Yes, Leopard already is a nice platform for home users, and Snow Leopard will probably be a bit faster and maybe even a bit nicer. But still, it's a home user platform and it won't grow out of that market niche.
Unless, maybe, the most unlikely event of all will happen: That Apple will open their software platform to non-Apple hardware.
As long as that does not happen, hell has to freeze over before the corporate world switches to the Apple platform. Most of you are probably too young to remember the time when the corporate world was dominated by IBM and IBM alone, and how they welcomed Microsoft - one industry standard software platform, but complete independence from the hardware vendor.
Now some companies welcome the Linux platforms as their liberator from the Microsoft "monopoly" - which they helped create in the first place.
But nobody wants to go back to the times when ONE vendor "ruled them all". Apple uses the same fifty year old business model IBM had used back in the day. This might work for cell phones and mp3 players, but it no longer works in large IT environments. As a matter of fact, it had ceased working in the early 1980s already, when Compaq sold their first "IBM compatible PC" and Microsoft licensed MS-DOS to them and later to all other clone vendors.
Nevertheless, Microsoft and IBM are still the biggest player in the world of corporate IT software and services, and that won't change anytime soon. The investments have been way too high, and there simply is no compelling reason to go away from the existing solutions. The TCO of Open Source software in real life is NOT below the TCO of Microsoft solutions, and OSS solutions are also not more reliable. And in most cases, they're not even really corporate-friendly or corporate-compatible. The best example is Sharepoint Portal and its Open Source "competition". (In case you haven't gotten the cynical joke: There. Is. No. Competition.) Microsoft understands the requirements of their enterprise customers. The Open Source community does not.
I have a long enough background in quite big global organizations and their IT requirements and demands. And when I was a freshly brainwashed new-born Apple user, I tried to convince the IT management of the blessings of Apple.
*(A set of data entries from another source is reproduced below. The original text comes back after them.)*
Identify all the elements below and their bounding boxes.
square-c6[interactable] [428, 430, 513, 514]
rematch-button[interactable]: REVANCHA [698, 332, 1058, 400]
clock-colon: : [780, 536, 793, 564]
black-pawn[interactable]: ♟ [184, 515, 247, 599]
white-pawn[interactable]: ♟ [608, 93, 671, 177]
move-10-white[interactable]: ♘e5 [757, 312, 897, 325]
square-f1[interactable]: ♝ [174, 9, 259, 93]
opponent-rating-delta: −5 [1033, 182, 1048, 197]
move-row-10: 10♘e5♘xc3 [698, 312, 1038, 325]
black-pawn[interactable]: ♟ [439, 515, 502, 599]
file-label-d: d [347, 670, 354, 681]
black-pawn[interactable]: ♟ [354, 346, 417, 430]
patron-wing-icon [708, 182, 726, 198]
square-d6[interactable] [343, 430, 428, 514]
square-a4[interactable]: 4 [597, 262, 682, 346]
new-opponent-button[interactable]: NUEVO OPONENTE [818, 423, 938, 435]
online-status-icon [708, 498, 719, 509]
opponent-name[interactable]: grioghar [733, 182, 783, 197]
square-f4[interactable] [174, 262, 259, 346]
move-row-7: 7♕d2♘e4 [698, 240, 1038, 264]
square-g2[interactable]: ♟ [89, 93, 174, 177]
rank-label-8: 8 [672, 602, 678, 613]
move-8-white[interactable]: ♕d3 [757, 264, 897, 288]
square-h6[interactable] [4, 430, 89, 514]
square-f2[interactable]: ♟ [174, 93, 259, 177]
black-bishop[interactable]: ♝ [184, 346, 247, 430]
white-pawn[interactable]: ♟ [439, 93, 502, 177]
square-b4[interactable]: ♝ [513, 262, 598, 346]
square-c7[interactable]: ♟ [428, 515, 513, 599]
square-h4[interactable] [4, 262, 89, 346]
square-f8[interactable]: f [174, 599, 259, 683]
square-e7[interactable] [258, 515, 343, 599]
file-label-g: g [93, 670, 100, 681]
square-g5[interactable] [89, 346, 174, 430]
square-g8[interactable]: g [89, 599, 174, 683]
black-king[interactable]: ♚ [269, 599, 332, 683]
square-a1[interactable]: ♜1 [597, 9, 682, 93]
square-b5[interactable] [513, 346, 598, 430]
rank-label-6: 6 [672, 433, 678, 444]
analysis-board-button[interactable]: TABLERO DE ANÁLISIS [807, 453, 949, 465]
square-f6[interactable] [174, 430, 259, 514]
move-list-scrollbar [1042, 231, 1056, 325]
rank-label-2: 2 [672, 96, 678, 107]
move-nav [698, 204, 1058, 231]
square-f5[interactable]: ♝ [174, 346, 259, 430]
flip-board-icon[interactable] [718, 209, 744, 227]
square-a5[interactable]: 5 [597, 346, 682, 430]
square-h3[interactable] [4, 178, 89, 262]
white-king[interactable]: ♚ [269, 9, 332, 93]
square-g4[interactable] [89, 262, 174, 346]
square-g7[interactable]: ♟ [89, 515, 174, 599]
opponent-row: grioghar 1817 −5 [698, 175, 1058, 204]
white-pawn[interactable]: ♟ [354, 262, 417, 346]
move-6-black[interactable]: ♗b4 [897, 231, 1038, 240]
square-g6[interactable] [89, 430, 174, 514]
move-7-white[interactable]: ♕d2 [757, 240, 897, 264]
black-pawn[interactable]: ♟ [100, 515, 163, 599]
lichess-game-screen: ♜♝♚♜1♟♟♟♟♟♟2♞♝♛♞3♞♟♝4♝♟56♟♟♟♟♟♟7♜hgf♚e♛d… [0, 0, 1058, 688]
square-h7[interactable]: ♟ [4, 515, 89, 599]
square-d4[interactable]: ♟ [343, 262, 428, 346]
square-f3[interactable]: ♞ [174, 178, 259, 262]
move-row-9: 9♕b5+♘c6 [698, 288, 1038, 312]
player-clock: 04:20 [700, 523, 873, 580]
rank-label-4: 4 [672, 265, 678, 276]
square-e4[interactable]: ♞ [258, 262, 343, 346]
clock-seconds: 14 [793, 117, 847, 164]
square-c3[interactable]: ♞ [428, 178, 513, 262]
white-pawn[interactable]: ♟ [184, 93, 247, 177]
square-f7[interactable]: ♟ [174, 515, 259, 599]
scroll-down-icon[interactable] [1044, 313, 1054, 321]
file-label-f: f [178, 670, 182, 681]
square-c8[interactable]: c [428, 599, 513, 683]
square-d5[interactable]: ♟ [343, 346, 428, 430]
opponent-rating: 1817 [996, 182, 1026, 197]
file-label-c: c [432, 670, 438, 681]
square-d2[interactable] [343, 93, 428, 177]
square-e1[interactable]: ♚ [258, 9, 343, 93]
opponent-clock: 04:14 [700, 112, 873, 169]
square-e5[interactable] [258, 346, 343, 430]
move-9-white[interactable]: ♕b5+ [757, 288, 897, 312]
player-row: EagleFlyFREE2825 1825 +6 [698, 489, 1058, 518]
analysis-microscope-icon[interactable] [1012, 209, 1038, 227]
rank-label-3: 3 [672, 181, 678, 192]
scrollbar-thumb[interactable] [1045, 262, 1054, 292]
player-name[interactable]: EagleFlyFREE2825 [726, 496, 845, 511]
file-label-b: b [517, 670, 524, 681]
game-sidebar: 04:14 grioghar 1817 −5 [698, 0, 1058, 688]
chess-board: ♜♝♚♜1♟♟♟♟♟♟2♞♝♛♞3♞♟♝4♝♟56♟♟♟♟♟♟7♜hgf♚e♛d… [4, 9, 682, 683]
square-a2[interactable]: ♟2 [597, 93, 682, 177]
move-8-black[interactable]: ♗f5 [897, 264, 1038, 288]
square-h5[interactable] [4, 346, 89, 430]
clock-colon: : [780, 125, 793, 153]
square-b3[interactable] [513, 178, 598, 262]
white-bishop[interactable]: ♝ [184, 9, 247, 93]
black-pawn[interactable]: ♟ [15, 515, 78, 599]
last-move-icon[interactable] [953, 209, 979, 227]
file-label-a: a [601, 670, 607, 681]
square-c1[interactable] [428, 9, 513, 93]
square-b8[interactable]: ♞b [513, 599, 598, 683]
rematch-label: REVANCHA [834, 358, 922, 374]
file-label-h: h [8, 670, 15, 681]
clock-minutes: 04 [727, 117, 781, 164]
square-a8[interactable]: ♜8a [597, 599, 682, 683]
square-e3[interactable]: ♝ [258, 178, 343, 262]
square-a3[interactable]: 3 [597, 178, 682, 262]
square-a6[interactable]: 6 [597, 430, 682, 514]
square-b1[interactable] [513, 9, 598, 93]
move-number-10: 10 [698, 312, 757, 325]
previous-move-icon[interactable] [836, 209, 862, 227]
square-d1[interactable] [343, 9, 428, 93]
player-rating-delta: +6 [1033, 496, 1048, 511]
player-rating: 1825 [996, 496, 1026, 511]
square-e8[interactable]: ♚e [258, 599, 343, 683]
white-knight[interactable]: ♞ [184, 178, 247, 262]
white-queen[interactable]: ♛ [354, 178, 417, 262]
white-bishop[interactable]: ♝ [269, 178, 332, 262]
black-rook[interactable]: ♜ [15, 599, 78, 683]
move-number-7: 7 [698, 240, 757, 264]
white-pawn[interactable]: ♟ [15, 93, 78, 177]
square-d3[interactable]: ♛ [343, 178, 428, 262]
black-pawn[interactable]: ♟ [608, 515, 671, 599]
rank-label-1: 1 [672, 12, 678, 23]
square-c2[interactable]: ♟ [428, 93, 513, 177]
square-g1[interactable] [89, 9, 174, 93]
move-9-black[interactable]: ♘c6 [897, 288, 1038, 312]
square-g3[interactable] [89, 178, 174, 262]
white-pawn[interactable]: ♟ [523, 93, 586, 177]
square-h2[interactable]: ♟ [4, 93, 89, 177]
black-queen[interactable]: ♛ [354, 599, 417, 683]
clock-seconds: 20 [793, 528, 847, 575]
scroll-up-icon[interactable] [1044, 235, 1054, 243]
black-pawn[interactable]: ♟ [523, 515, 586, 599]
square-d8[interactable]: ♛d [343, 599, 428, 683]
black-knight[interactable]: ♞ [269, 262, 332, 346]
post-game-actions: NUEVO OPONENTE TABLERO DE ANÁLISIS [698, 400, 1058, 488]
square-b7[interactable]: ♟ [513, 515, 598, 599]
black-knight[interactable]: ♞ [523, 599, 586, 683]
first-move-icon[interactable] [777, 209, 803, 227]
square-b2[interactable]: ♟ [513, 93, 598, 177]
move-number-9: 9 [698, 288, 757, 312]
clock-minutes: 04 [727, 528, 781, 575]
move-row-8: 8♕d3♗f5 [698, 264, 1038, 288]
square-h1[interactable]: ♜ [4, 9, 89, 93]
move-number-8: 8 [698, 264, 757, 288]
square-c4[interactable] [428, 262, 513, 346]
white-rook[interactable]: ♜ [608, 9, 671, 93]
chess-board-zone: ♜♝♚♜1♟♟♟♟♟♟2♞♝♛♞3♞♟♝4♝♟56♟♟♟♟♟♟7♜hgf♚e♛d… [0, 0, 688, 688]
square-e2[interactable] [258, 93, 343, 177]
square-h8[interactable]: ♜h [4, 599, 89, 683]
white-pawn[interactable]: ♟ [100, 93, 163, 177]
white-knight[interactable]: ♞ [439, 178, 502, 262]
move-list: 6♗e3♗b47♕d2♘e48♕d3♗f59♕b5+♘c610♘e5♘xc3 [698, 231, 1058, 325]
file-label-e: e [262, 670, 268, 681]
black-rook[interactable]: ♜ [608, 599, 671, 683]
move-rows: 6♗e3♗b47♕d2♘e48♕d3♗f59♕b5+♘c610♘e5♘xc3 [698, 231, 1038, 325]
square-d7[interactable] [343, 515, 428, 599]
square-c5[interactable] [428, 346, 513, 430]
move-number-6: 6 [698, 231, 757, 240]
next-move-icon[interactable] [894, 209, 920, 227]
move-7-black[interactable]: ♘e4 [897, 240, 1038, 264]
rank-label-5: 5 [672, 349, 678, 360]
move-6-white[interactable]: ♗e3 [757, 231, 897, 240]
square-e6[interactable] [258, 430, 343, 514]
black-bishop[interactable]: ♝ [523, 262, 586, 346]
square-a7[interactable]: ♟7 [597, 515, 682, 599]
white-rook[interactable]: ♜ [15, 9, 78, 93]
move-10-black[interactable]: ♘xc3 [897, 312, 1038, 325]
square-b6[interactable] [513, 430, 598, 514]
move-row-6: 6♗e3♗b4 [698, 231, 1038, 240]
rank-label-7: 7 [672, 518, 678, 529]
They wiped it quicker from the table than I could look, and some of the - very valid - reasons I've mentioned above, about some some others I've blogged. Non-existent product roadmaps is another killer argument against Apple in the corporate world. And the software incompatibility of OS X to legacy applications doesn't help either. It's also a bit "pricy" to integrate them into a large network domain, if it's possible at all. Remote administration is another issue, as is centralized push installation of software or the rollout of thousands of machines with a pre-installed software image. It's probably all solvable one way or the other, but still the question remains whether it's worth it. In most cases, it's not, because there simply is not sufficient business-oriented software available for OS X. And not everything is going to the web, and many things never ever should.
Microsoft has received disastrous press resonance for Vista, probably mostly based upon glimpses at the 32-Bit edition of the system. Most companies are not excited about it either. Well, companies never were excited about a new software release, and they never will be. All a new software release ever is is new costs, usually at too little return of investment. And most companies never upgrade to every new versions. Most of the time, they skip one or even two update cycles. Many entities are currently upgrading to Windows Server 2003 or 2008... from Windows NT 4.0.
The bottom line here is that Microsoft is supporting its platforms over very long periods of time, and although Vista was a major architectural overhaul - especially in its 64-Bit incarnation - it still is highly compatible to legacy software. As a company, you can rely on a Microsoft solution for an extraordinarily long time axis, Microsoft's business products have something called longevity.
Contrary to that, the Linux developers change their APIs with every release, breaking existing code, and Apple traditionally only supports their last two platform releases, and they release major platform updates in average every 18 months. Sure, there are (commercial) Linux distributions that come with long term support, but they come at the price that you are locked-in to that specific distribution vendor, because the software for one does not necessarily run on another distribution without any changes. That kind of fragmentation is the worst enemy of Linux.
Linux has become very popular as the L in the LAMP stack, or as the foundation for database servers and as the software kernel in hardware appliances. It still is a disaster on the desktop for too many reasons to list here.
Linux might be eating some market share of Solaris, but SUN still is a big player in the data center. And SUN owns many of the technologies that power today's web server farms. The M in the LAMP stack being only one of them.
OS X Server has almost no significance and only very few customers world-wide. OS X is a desktop OS targeted at consumers and, to a certain extent, prosumers (in the traditional niche of the graphics design and audio/music and video editing business). That's a large enough niche for Apple to be successful enough as a corporation. But assuming that they will grow out of that niche with the current direction in which Apple's management is going is day-dreaming and wishful thinking.
If Apple wants to occupy a larger market niche - and I strongly doubt that they even WANT to do that - they have to open their platform to third party hardware vendors. It probably would also make perfect sense if they joined forces with SUN. Apple has the client platform, SUN the data center-ready server technology.
But we all know that none of this will ever happen. Besides certain reality distortion fields, there are also some megalomaniac management egos in that equation that don't play well with others.
And as long as even web browsers need an operating system to run on, Microsoft's position isn't endangered at all.